Disability and discrimination
By Tjiueza Tjombumbi.
March 1st, is Zero Discrimination Day, the United Nations together with other international organizations created this day to combat all forms of discrimination. Zero Discrimination Day is an annual day celebrated and promotes equality before the law and in practice, throughout all of the member countries of the UN, including Namibia.
The day was first celebrated on March 1st, 2014, and was launched by UNAIDS Executive Director Michel Sidibé on 27 February 2014. As we all know people are often discriminated against because of their HIV status. However, there are so many reasons why people are discriminated against, all of them unjust.

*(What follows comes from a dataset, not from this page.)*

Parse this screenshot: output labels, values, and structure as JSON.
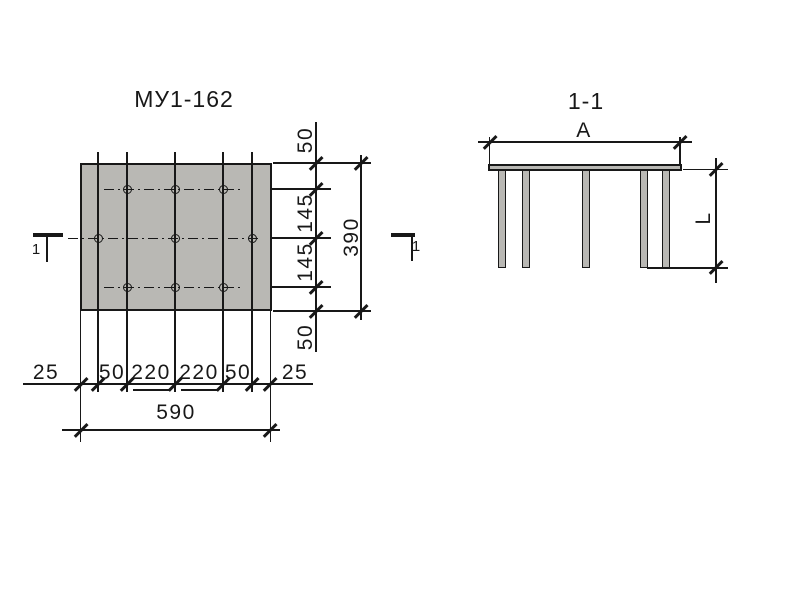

One of the things which we need to do is to create a world and a nation with zero discrimination, to speak up and prevent discrimination from standing in the way of achieving ambitions, goals and dreams. As a disability advocate in my personal capacity and an employee of the National Disability Council of Namibia (NDCN) this is a topic that is close to my heart. Persons with disabilities are constantly discriminated against, often without others being aware of it.
Buildings, public transport, infrastructure, cities and towns and generally life discriminates against people with disabilities. Moreso, those with the visually impaired and the deaf community are discriminated against.
In this article, I would like to simply point out how persons with disabilities are discriminated against. Days like Zero Discrimination Day, give us a great opportunity to have this conversation. We won’t wave discrimination away by waving a magic wand, but we can start by facing up to facts.
People would be horrified if they were told that they discriminate against persons with disabilities, however, most do discriminate without knowing it. It starts with accessibility and the lack thereof, we don’t plan or create the infrastructure that is wheelchair accessible. But, the lack of wheelchair accessibility is just the tip of the iceberg.
Our society is simply not designed for people who are deaf or visually impaired. How do people that are visually impaired check a menu, without a Braille menu, or some other way to access a menu, maybe through audio? People park their cars in the parking bay meant for somebody with physical disabilities without a second thought as to whether they should. They are always just quickly ‘running in for an errand.’ It simply does not occur to people that those parking spaces need to be kept open for a reason. More so, most security guards, give that parking away for a few coins and when a person needs to park there, the spot is already occupied. The same goes for toilets with wheelchair access, these toilets need to remain open for persons with disabilities and not to be used and abused because people can’t be bothered to use the toilet up or downstairs. Sometimes these toilets are used as storerooms.
It is essential that we as a nation break the cycle of prejudices that we have towards persons with disabilities. Just because they are visually impaired or deaf, does not mean that they cannot be a full-time and productive member of an organization or company for example. They do not want special treatment, they just want to be seen for what they are, which is members of society that want to participate equally and fully. Persons with disabilities are stigmatized, treated and talked to like children this should never happen. If we do not address this discrimination head-on, it will never be eradicated.
As stated earlier, most people are not even aware they are discriminating against persons with disabilities, and that is why Zero Discrimination Day is so important. It is a great opportunity to continue raising awareness on discrimination against persons with disabilities in order to change people’s perceptions and attitudes. The more we talk about it, the more it will become the norm to make society more inclusive and accessible for all including to with disabilities.